As civil rights activists did the practical work of farming and cooking, they connected the dots between the various challenges that African American communities faces, drawing relationships between racism, economic inequity and food access. Because they were members of the communities they worked to help, and because they recognized the power in numbers, they were also committed to and adept at grassroots organizing and community empowerment. When legal segregation ended, the civil rights movement drew to a close, but not before it passed its legacy on to a new generation of food justice activists. Led by food growers, cooks, organizers and activists of color, the food justice movement seeks to create a world in which all communities can produce, share and consume healthy food, regardless of race, class, gender, citizenship, ability or religion. Rooted in the civil rights movements, food justice activists always connect food access to a larger social context that includes racism and economic inequity. They are also committed to grassroots organizing that is led by and empowers communities of color.

Notable food justice projects include the Freedom Food Alliance (http://freedomfoodalliance.org/), a collective of farmers, political prisoners, and organizers in upstate New York who are using food justice to address racism in the criminal justice system. Started in 2009 by black farmer and prison abolitionist, Jalal Sabur, the Alliance manages the Victory Bus Project, a program that reunites incarcerated people with their loved ones while increasing access to fresh food. The New York State Department of Corrections once operated free buses for visitors to all its 54 facilities, but it shut the program down in 2011 for budgetary reasons, leaving many of its 2,120 monthly passengers with no way to see their family members. The Victory Bus Project purchases produce and eggs from local farmers and puts together large food packages, which families of prisoners can purchase for $50 using SNAP/EBT (formerly known as food stamps). Once they purchase the food, families get a free round trip to visit their loved ones at correctional facilities in upstate New York.

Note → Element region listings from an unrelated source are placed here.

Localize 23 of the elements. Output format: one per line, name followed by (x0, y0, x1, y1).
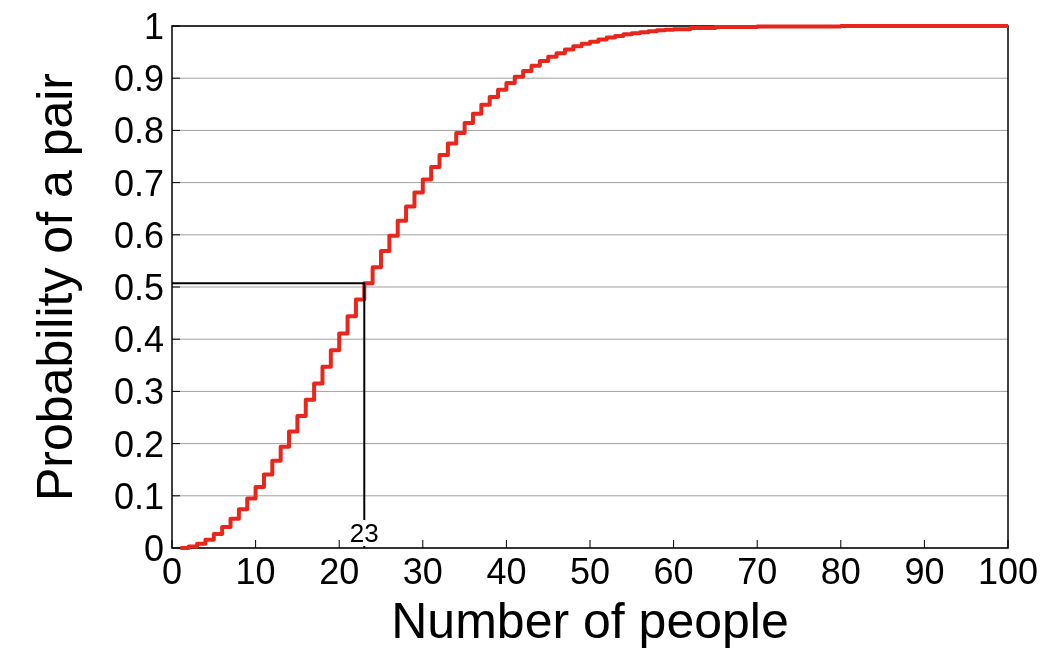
x-tick-label: 20 (319, 551, 360, 592)
annotation: 23 (349, 518, 379, 548)
y-tick-label: 0.9 (113, 58, 164, 100)
x-tick-label: 80 (820, 551, 861, 592)
x-axis-title: Number of people (391, 593, 789, 649)
y-tick-label: 0.4 (113, 319, 164, 361)
y-tick-label: 0.5 (113, 267, 164, 308)
x-tick-label: 70 (737, 551, 778, 592)
y-tick-label: 0.1 (113, 475, 164, 517)
y-tick-label: 1 (143, 6, 164, 47)
y-tick-label: 0.7 (113, 162, 164, 204)
x-tick-label: 60 (653, 551, 694, 592)
y-tick-label: 0.8 (113, 110, 164, 152)
x-tick-label: 100 (977, 551, 1039, 592)
x-tick-label: 50 (569, 551, 611, 592)
y-tick-label: 0.3 (113, 371, 164, 413)
x-tick-label: 90 (904, 551, 945, 592)
y-axis-title: Probability of a pair (27, 72, 83, 502)
y-tick-label: 0.6 (113, 214, 164, 256)
x-tick-label: 40 (486, 551, 527, 592)
x-tick-label: 10 (235, 551, 276, 592)
x-tick-label: 30 (402, 551, 443, 592)
y-tick-label: 0.2 (113, 423, 164, 465)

The Freedom Food Alliance also manages the Soul Fire Farm, a sustainable farm near Albany, New York that supports the Victory Bus Project with produce. The farm also hosts teens involved in Project Growth, Albany County’s new restorative justice program. Teenagers convicted of theft and property damage may choose to substitute incarceration with farm work, giving them an opportunity to earn restitution money while gaining food growing skills. Because people of color are disproportionately targeted by police, most of the teens who come to Soul Fire Farm are black and Latino. As they work, they are encouraged to consider the relationship between racism and access to healthy food and to imagine how they could create a food just world.

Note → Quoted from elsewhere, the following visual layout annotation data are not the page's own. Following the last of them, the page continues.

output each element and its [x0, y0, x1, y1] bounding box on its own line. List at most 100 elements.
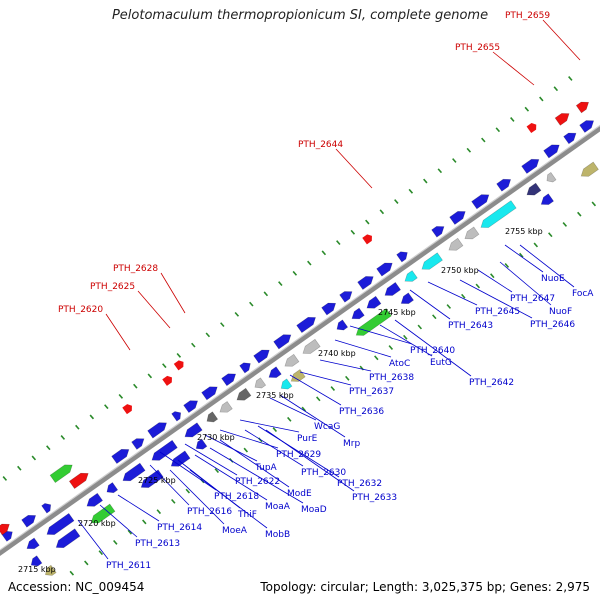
gene-feature[interactable] [300, 338, 321, 357]
gene-feature[interactable] [68, 470, 91, 489]
gene-label-lower[interactable]: MoeA [222, 526, 248, 536]
gene-feature[interactable] [279, 378, 293, 392]
gene-feature[interactable] [334, 319, 349, 333]
gene-feature[interactable] [539, 193, 554, 208]
gene-feature[interactable] [419, 252, 443, 273]
gene-feature[interactable] [579, 117, 597, 133]
gene-label-lower[interactable]: PTH_2613 [135, 539, 180, 549]
gene-feature[interactable] [104, 482, 119, 496]
gene-feature[interactable] [396, 249, 410, 263]
gene-feature[interactable] [282, 353, 300, 369]
gene-feature[interactable] [182, 422, 203, 441]
gene-feature[interactable] [204, 411, 219, 425]
gene-feature[interactable] [221, 370, 239, 387]
gene-label-lower[interactable]: PTH_2640 [410, 346, 455, 356]
gene-label-lower[interactable]: PTH_2633 [352, 493, 397, 503]
gene-feature[interactable] [0, 521, 12, 536]
gene-label-lower[interactable]: MoaD [301, 505, 327, 515]
gene-feature[interactable] [131, 435, 147, 450]
gene-feature[interactable] [252, 377, 267, 391]
gene-feature[interactable] [44, 513, 75, 538]
gene-feature[interactable] [147, 419, 170, 439]
gene-feature[interactable] [253, 347, 272, 364]
gene-label-lower[interactable]: WcaG [314, 422, 340, 432]
gene-label-lower[interactable]: PurE [297, 434, 318, 444]
gene-feature[interactable] [321, 300, 339, 316]
gene-label-lower[interactable]: PTH_2614 [157, 523, 202, 533]
gene-feature[interactable] [273, 331, 294, 350]
gene-feature[interactable] [24, 537, 40, 552]
gene-feature[interactable] [194, 438, 208, 452]
gene-feature[interactable] [524, 182, 542, 198]
gene-label-lower[interactable]: NuoF [549, 307, 572, 317]
gene-feature[interactable] [382, 281, 402, 299]
gene-feature[interactable] [376, 260, 395, 277]
red-marker[interactable] [162, 374, 174, 386]
gene-feature[interactable] [544, 172, 557, 184]
gene-label-upper[interactable]: PTH_2625 [90, 282, 135, 292]
gene-label-lower[interactable]: ThiF [237, 510, 257, 520]
gene-label-lower[interactable]: PTH_2636 [339, 407, 384, 417]
gene-feature[interactable] [543, 141, 562, 159]
gene-label-lower[interactable]: PTH_2618 [214, 492, 259, 502]
gene-feature[interactable] [521, 156, 542, 174]
gene-feature[interactable] [357, 273, 376, 290]
gene-label-lower[interactable]: PTH_2645 [475, 307, 520, 317]
gene-feature[interactable] [554, 110, 572, 126]
gene-feature[interactable] [43, 564, 57, 578]
gene-feature[interactable] [471, 191, 492, 210]
gene-label-lower[interactable]: PTH_2630 [301, 468, 346, 478]
gene-label-lower[interactable]: FocA [572, 289, 594, 299]
gene-label-upper[interactable]: PTH_2644 [298, 140, 343, 150]
gene-feature[interactable] [462, 226, 480, 242]
red-marker[interactable] [173, 359, 186, 371]
gene-feature[interactable] [234, 387, 252, 403]
gene-feature[interactable] [149, 439, 178, 464]
gene-feature[interactable] [431, 223, 447, 238]
gene-label-lower[interactable]: PTH_2642 [469, 378, 514, 388]
red-marker[interactable] [526, 121, 539, 134]
gene-feature[interactable] [139, 469, 164, 491]
gene-feature[interactable] [563, 130, 579, 145]
gene-feature[interactable] [575, 99, 591, 114]
gene-feature[interactable] [349, 307, 365, 322]
gene-feature[interactable] [84, 492, 104, 510]
gene-label-lower[interactable]: PTH_2611 [106, 561, 151, 571]
gene-label-lower[interactable]: NuoE [541, 274, 565, 284]
gene-feature[interactable] [496, 176, 514, 192]
gene-feature[interactable] [89, 503, 116, 526]
gene-feature[interactable] [171, 409, 184, 422]
gene-label-lower[interactable]: PTH_2616 [187, 507, 232, 517]
gene-label-upper[interactable]: PTH_2620 [58, 305, 103, 315]
gene-label-lower[interactable]: TupA [254, 463, 278, 473]
gene-label-lower[interactable]: PTH_2632 [337, 479, 382, 489]
gene-feature[interactable] [21, 512, 39, 528]
gene-feature[interactable] [49, 461, 75, 484]
gene-feature[interactable] [41, 501, 54, 514]
gene-label-lower[interactable]: PTH_2646 [530, 320, 575, 330]
gene-label-lower[interactable]: PTH_2637 [349, 387, 394, 397]
gene-label-lower[interactable]: MobB [265, 530, 290, 540]
gene-label-lower[interactable]: PTH_2622 [235, 477, 280, 487]
red-marker[interactable] [362, 233, 374, 245]
gene-feature[interactable] [183, 397, 201, 414]
gene-label-lower[interactable]: PTH_2643 [448, 321, 493, 331]
gene-label-lower[interactable]: EutG [430, 358, 452, 368]
gene-label-upper[interactable]: PTH_2628 [113, 264, 158, 274]
gene-feature[interactable] [54, 528, 81, 551]
gene-feature[interactable] [29, 555, 43, 569]
gene-label-lower[interactable]: PTH_2638 [369, 373, 414, 383]
gene-feature[interactable] [217, 401, 233, 415]
gene-feature[interactable] [449, 208, 468, 225]
gene-feature[interactable] [120, 462, 146, 484]
gene-feature[interactable] [111, 446, 132, 464]
gene-label-lower[interactable]: Mrp [343, 439, 360, 449]
gene-label-lower[interactable]: MoaA [265, 502, 291, 512]
gene-feature[interactable] [364, 295, 382, 311]
gene-feature[interactable] [579, 161, 599, 180]
gene-feature[interactable] [478, 200, 517, 231]
gene-label-lower[interactable]: ModE [287, 489, 312, 499]
gene-feature[interactable] [354, 308, 392, 339]
gene-label-lower[interactable]: PTH_2629 [276, 450, 321, 460]
gene-feature[interactable] [339, 288, 355, 303]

As Grow Local works to increase food access by hosting gardening classes and supporting school and community gardens, we are inspired by such work. In honor of this Martin Luther King Day, we would like to celebrate and thank the food justice organizers and activists who have taken up the torch of the civil rights movement, honoring and developing the movement’s vision of a just world and using grassroots organizing and community empowerment to create social change.